S’il est trop tôt pour mesurer l’impact du bail étudiant et du bail de colocation à Namur comme ailleurs, les professionnels de l’immobilier se veulent rassurants. D’après Paul de Sauvage, patron de la société de promotion namuroise Actibel, il y a lieu de faire confiance au marché.  » Ce ne sont pas les propriétaires qui ont la main mais les clients finaux, les locataires, explique-t-il. Les nouveaux baux ne font qu’organiser une situation qui s’est mise en place d’elle-même voici quelques années. Il y a un effet de mode. La colocation n’est rien d’autre qu’une nouvelle tendance qui répond à un mode de vie actuel et qui, de ce fait, rencontre une forte demande.  » Comme les divisions d’unifamiliales en kots par le passé et comme la construction de résidences étudiantes aujourd’hui. Pour le promoteur, cela ne sert à rien de s’inquiéter du  » tout à la coloc « .  » A terme, l’offre en matière de colocations sera trop importante et on retournera à une autre forme d’habitat. Comme toujours, le marché fera le reste « , apaise-t-il.

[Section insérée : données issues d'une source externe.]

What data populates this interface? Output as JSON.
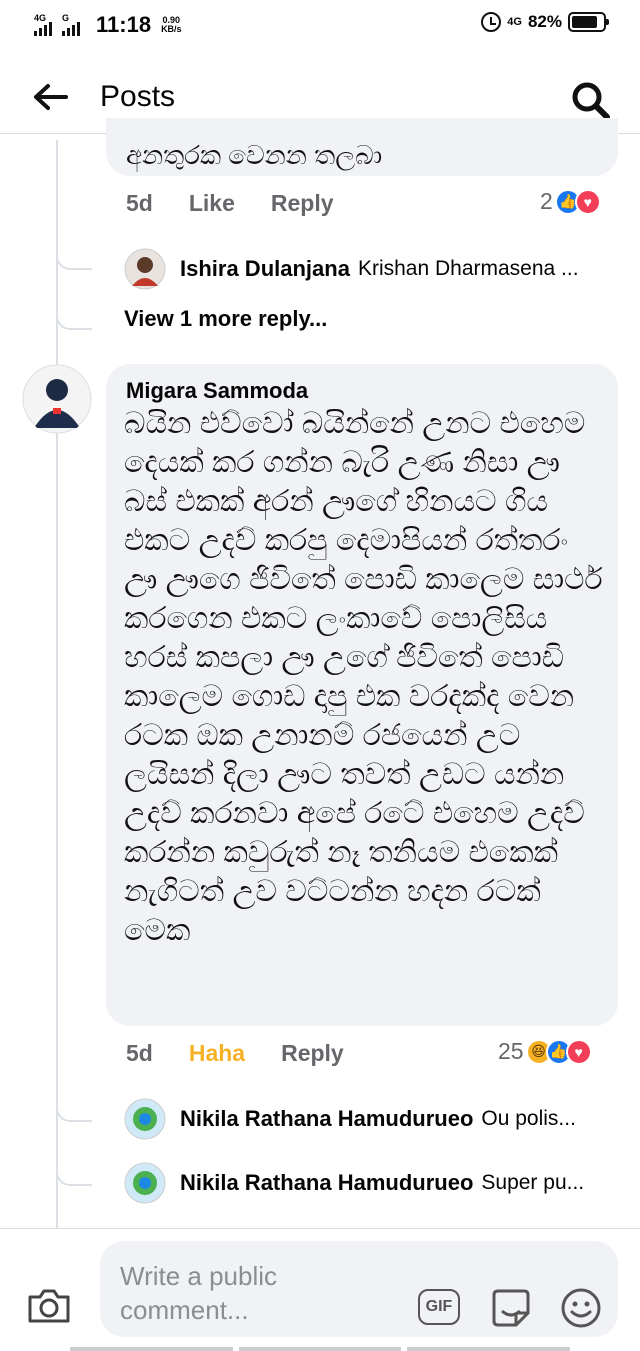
{
  "status_bar": {
    "sim1_type": "4G",
    "sim2_type": "G",
    "time": "11:18",
    "speed_value": "0.90",
    "speed_unit": "KB/s",
    "network": "4G",
    "battery": "82%",
    "battery_level": 0.82
  },
  "header": {
    "title": "Posts",
    "back_icon": "arrow-left-icon",
    "search_icon": "search-icon"
  },
  "prev_comment": {
    "text_tail": "අනතුරක වෙනන තලබා",
    "time": "5d",
    "like_label": "Like",
    "reply_label": "Reply",
    "reaction_count": "2",
    "reactions": [
      "like",
      "love"
    ]
  },
  "prev_replies": [
    {
      "name": "Ishira Dulanjana",
      "snippet": "Krishan Dharmasena ..."
    }
  ],
  "view_more_label": "View 1 more reply...",
  "main_comment": {
    "author": "Migara Sammoda",
    "text": "බයින එව්වෝ බයින්නේ උනට එහෙම දෙයක් කර ගන්න බැරි උණ නිසා ඌ බස් එකක්  අරන් ඌගේ හිනයට ගිය එකට උදව් කරපු දෙමාපියන් රත්තරං ඌ ඌගෙ ජිවිතේ පොඩි කාලෙම සාර්ථ කරගෙන එකට ලංකාවේ පොලිසිය හරස් කපලා ඌ උගේ ජිවිතේ පොඩි කාලෙම ගොඩ දාපු එක වරදක්ද වෙන රටක ඔක උනානම් රජයෙන් උට ලයිසන් දිලා ඌට තවත් උඩට යන්න උදව් කරනවා අපේ රටේ එහෙම උදව් කරන්න කවුරුත් නෑ තනියම එකෙක් නැගිටත් උව වට්ටන්න හදන රටක් මෙක",
    "time": "5d",
    "reaction_label": "Haha",
    "reply_label": "Reply",
    "reaction_count": "25",
    "reactions": [
      "haha",
      "like",
      "love"
    ],
    "haha_color": "#f7b125"
  },
  "main_replies": [
    {
      "name": "Nikila Rathana Hamudurueo",
      "snippet": "Ou  polis..."
    },
    {
      "name": "Nikila Rathana Hamudurueo",
      "snippet": "Super pu..."
    }
  ],
  "composer": {
    "placeholder": "Write a public comment...",
    "camera_icon": "camera-icon",
    "gif_label": "GIF",
    "sticker_icon": "sticker-icon",
    "emoji_icon": "emoji-icon"
  },
  "colors": {
    "accent_blue": "#1877f2",
    "love_red": "#f33e58",
    "bubble_bg": "#f0f2f5",
    "meta_gray": "#65676b"
  }
}
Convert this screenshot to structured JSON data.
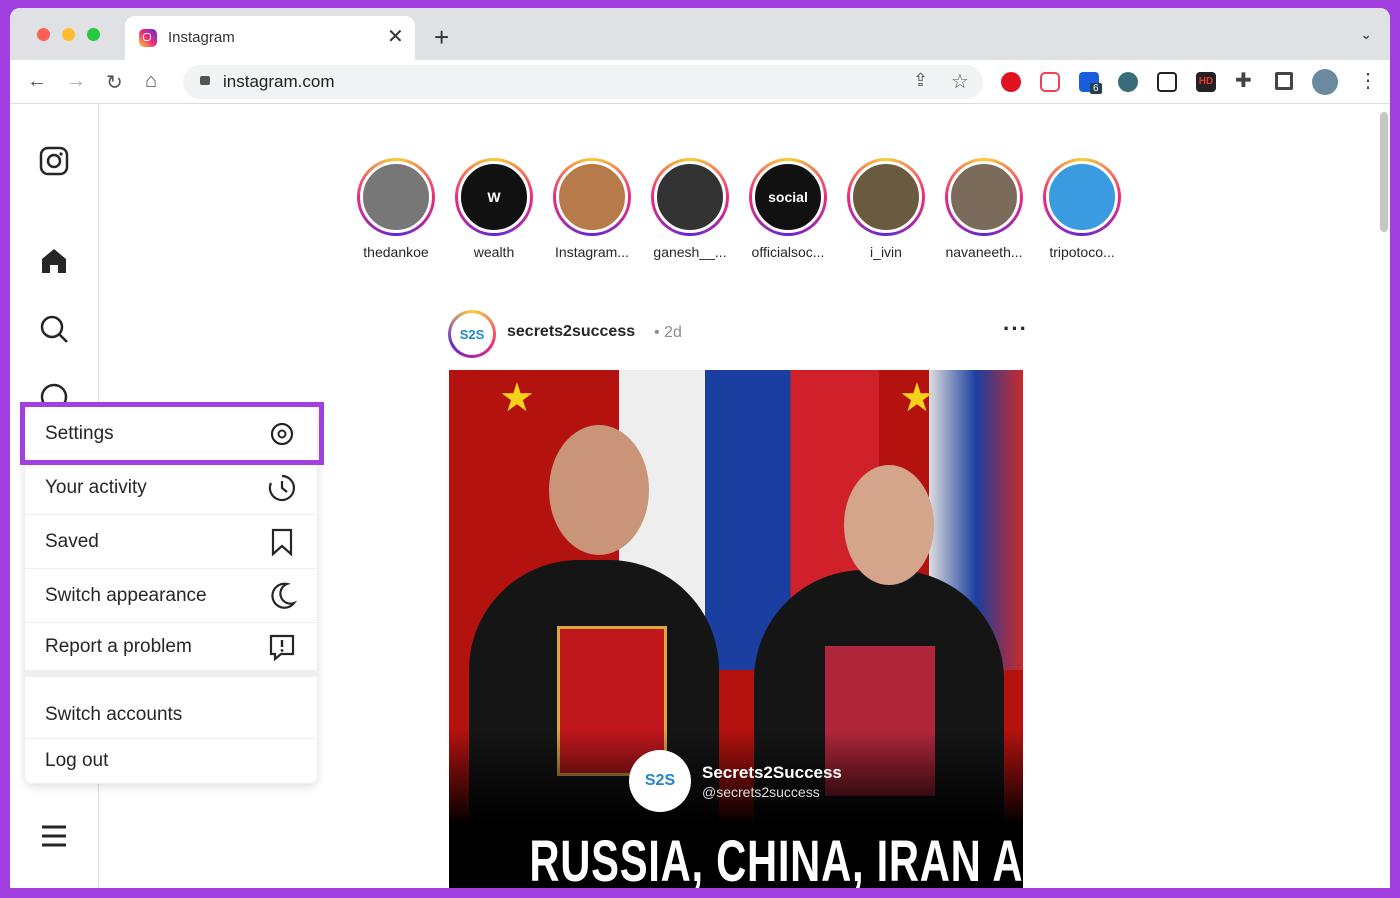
{
  "browser": {
    "tab_title": "Instagram",
    "url": "instagram.com",
    "extension_badge": "6",
    "hd_label": "HD",
    "icons": [
      "back-icon",
      "forward-icon",
      "reload-icon",
      "home-icon",
      "lock-icon",
      "share-icon",
      "star-icon",
      "adblock-icon",
      "pocket-icon",
      "bitwarden-icon",
      "spy-icon",
      "telegram-icon",
      "hd-icon",
      "puzzle-icon",
      "sidepanel-icon",
      "profile-avatar",
      "kebab-icon"
    ]
  },
  "sidebar": {
    "icons": [
      "instagram-logo-icon",
      "home-icon",
      "search-icon",
      "explore-icon",
      "hamburger-icon"
    ]
  },
  "stories": [
    {
      "name": "thedankoe",
      "color": "#777"
    },
    {
      "name": "wealth",
      "initial": "W",
      "color": "#111"
    },
    {
      "name": "Instagram...",
      "color": "#b77a4a"
    },
    {
      "name": "ganesh__...",
      "color": "#333"
    },
    {
      "name": "officialsoc...",
      "initial": "social",
      "color": "#111"
    },
    {
      "name": "i_ivin",
      "color": "#6a5a40"
    },
    {
      "name": "navaneeth...",
      "color": "#7a6b5a"
    },
    {
      "name": "tripotoco...",
      "color": "#3b9be0"
    }
  ],
  "post": {
    "username": "secrets2success",
    "time": "• 2d",
    "avatar_text": "S2S",
    "overlay_name": "Secrets2Success",
    "overlay_handle": "@secrets2success",
    "headline": "RUSSIA, CHINA, IRAN AND"
  },
  "menu": {
    "items": [
      {
        "label": "Settings",
        "icon": "settings-icon"
      },
      {
        "label": "Your activity",
        "icon": "activity-icon"
      },
      {
        "label": "Saved",
        "icon": "bookmark-icon"
      },
      {
        "label": "Switch appearance",
        "icon": "moon-icon"
      },
      {
        "label": "Report a problem",
        "icon": "report-icon"
      },
      {
        "label": "Switch accounts"
      },
      {
        "label": "Log out"
      }
    ]
  },
  "colors": {
    "highlight": "#a23fe0"
  }
}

Par ailleurs, la colocation n’est pas l’apanage des étudiants ou des jeunes travailleurs au sortir de leurs études. Pour l’échevine namuroise Stéphanie Scailquin, il s’agit  » d’une des réponses à la crise du logement « , dont les bénéficiaires sont également les personnes isolées et les aînés. Soit un concept qu’elle associe au  » logement kangourou avec une mixité intergénérationnelle « .  » En colocation, pas de division des logements en petites cellules, pas de cloisonnement, pas de murs supplémentaires ni de cloisonnement social « , souligne celle qui a aussi la tutelle de la cohésion sociale et de l’égalité des chances. Son seul regret concerne le contrôle de salubrité,  » qui n’est pas applicable pour les colocations et pourtant obligatoire dans la législation sur le logement collectif « . Un souci partagé par Paul de Sauvage, selon qui  » il faudrait se focaliser sur la qualité technique et sécuritaire du bâti namurois  » plus que sur son affectation.

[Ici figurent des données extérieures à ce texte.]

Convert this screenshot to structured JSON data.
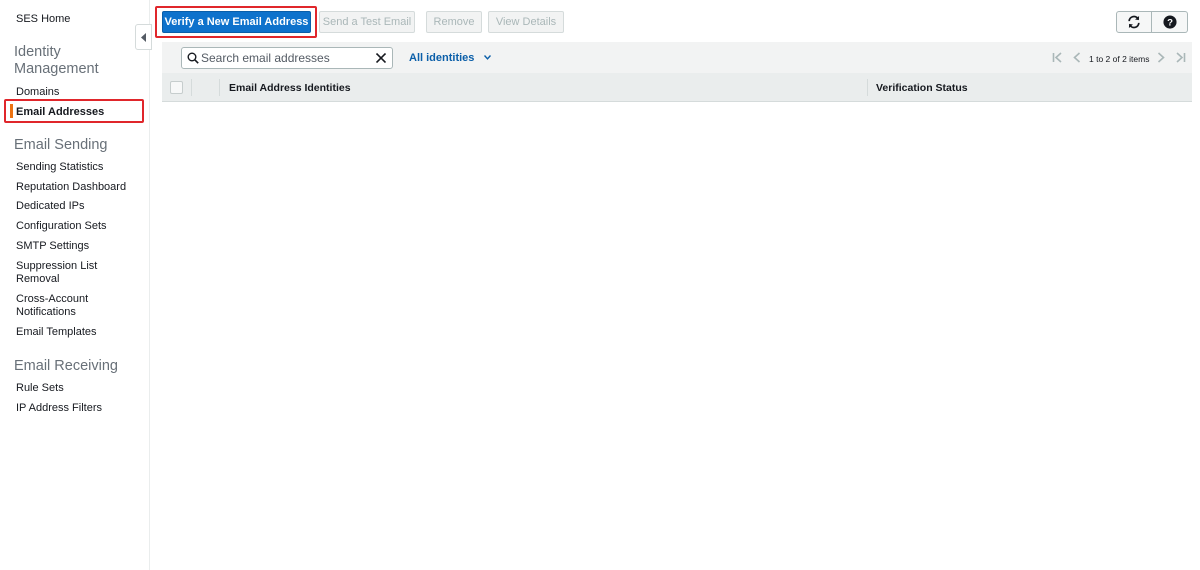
{
  "sidebar": {
    "home": "SES Home",
    "identity_section": [
      "Identity",
      "Management"
    ],
    "identity_items": [
      "Domains",
      "Email Addresses"
    ],
    "sending_section": "Email Sending",
    "sending_items": [
      "Sending Statistics",
      "Reputation Dashboard",
      "Dedicated IPs",
      "Configuration Sets",
      "SMTP Settings",
      "Suppression List",
      "Removal",
      "Cross-Account",
      "Notifications",
      "Email Templates"
    ],
    "receiving_section": "Email Receiving",
    "receiving_items": [
      "Rule Sets",
      "IP Address Filters"
    ],
    "active_color": "#ec7211"
  },
  "actions": {
    "verify": "Verify a New Email Address",
    "send_test": "Send a Test Email",
    "remove": "Remove",
    "view_details": "View Details",
    "refresh_icon": "refresh-icon",
    "help_icon": "help-icon"
  },
  "toolbar": {
    "search_placeholder": "Search email addresses",
    "filter_label": "All identities",
    "pagination": "1 to 2 of 2 items"
  },
  "table": {
    "columns": [
      "Email Address Identities",
      "Verification Status"
    ],
    "rows": []
  },
  "colors": {
    "primary": "#0e72cc",
    "link": "#0b5fa9",
    "highlight": "#e0262b"
  }
}
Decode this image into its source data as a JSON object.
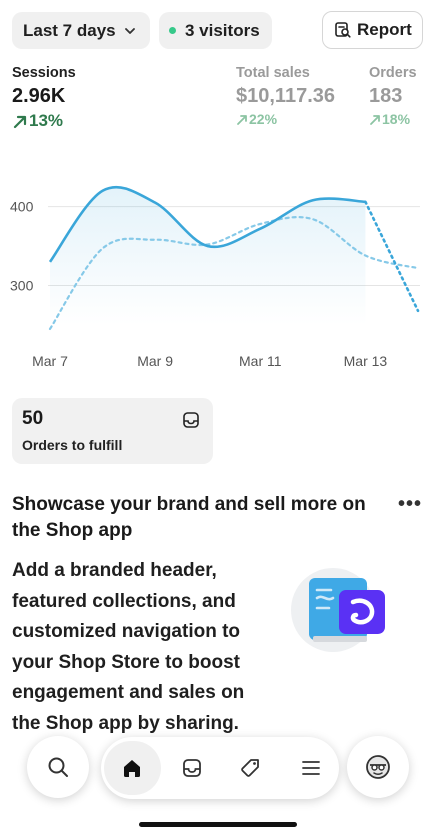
{
  "toolbar": {
    "range_label": "Last 7 days",
    "visitors_label": "3 visitors",
    "report_label": "Report"
  },
  "metrics": [
    {
      "label": "Sessions",
      "value": "2.96K",
      "change": "13%"
    },
    {
      "label": "Total sales",
      "value": "$10,117.36",
      "change": "22%"
    },
    {
      "label": "Orders",
      "value": "183",
      "change": "18%"
    }
  ],
  "chart_data": {
    "type": "line",
    "x": [
      "Mar 7",
      "Mar 8",
      "Mar 9",
      "Mar 10",
      "Mar 11",
      "Mar 12",
      "Mar 13",
      "Mar 14"
    ],
    "tick_labels": [
      "Mar 7",
      "Mar 9",
      "Mar 11",
      "Mar 13"
    ],
    "y_ticks": [
      300,
      400
    ],
    "ylim": [
      250,
      440
    ],
    "grid": true,
    "series": [
      {
        "style": "solid",
        "color": "#3aa6d9",
        "values": [
          330,
          420,
          405,
          350,
          372,
          408,
          406,
          268
        ]
      },
      {
        "style": "dashed",
        "color": "#86c9e8",
        "values": [
          245,
          347,
          358,
          352,
          378,
          384,
          338,
          322
        ]
      }
    ]
  },
  "fulfill": {
    "count": "50",
    "label": "Orders to fulfill"
  },
  "promo": {
    "title": "Showcase your brand and sell more on the Shop app",
    "more": "•••",
    "body": "Add a branded header, featured collections, and customized navigation to your Shop Store to boost engagement and sales on the Shop app by sharing."
  },
  "nav": {
    "items": [
      "search-icon",
      "home-icon",
      "inbox-icon",
      "tag-icon",
      "menu-icon",
      "avatar-icon"
    ],
    "active": "home"
  },
  "colors": {
    "accent": "#3aa6d9",
    "positive": "#2f7a4d",
    "status_dot": "#36c98a"
  }
}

Les avantages du bail de colocation

Le bail de colocation nouvellement créé par le décret  » bail  » wallon présente des avantages tant pour les colocataires que pour le bailleur. En effet, il instaure entre autres une solidarité entre les colocataires, qui signent un pacte de colocation actant notamment la répartition du loyer, les modalités d’arrivée, de départ et de remplacement d’un des leurs, mais aussi les conditions de constitution et de libération de la garantie locative. De quoi se prémunir contre les colocataires mauvais payeurs ou déserteurs. Autre filet de sécurité pour les deux parties, le fait qu’elles concluent un bail unique, signé par l’ensemble des colocataires et non plus par l’un d’entre eux, tenu comme responsable des autres.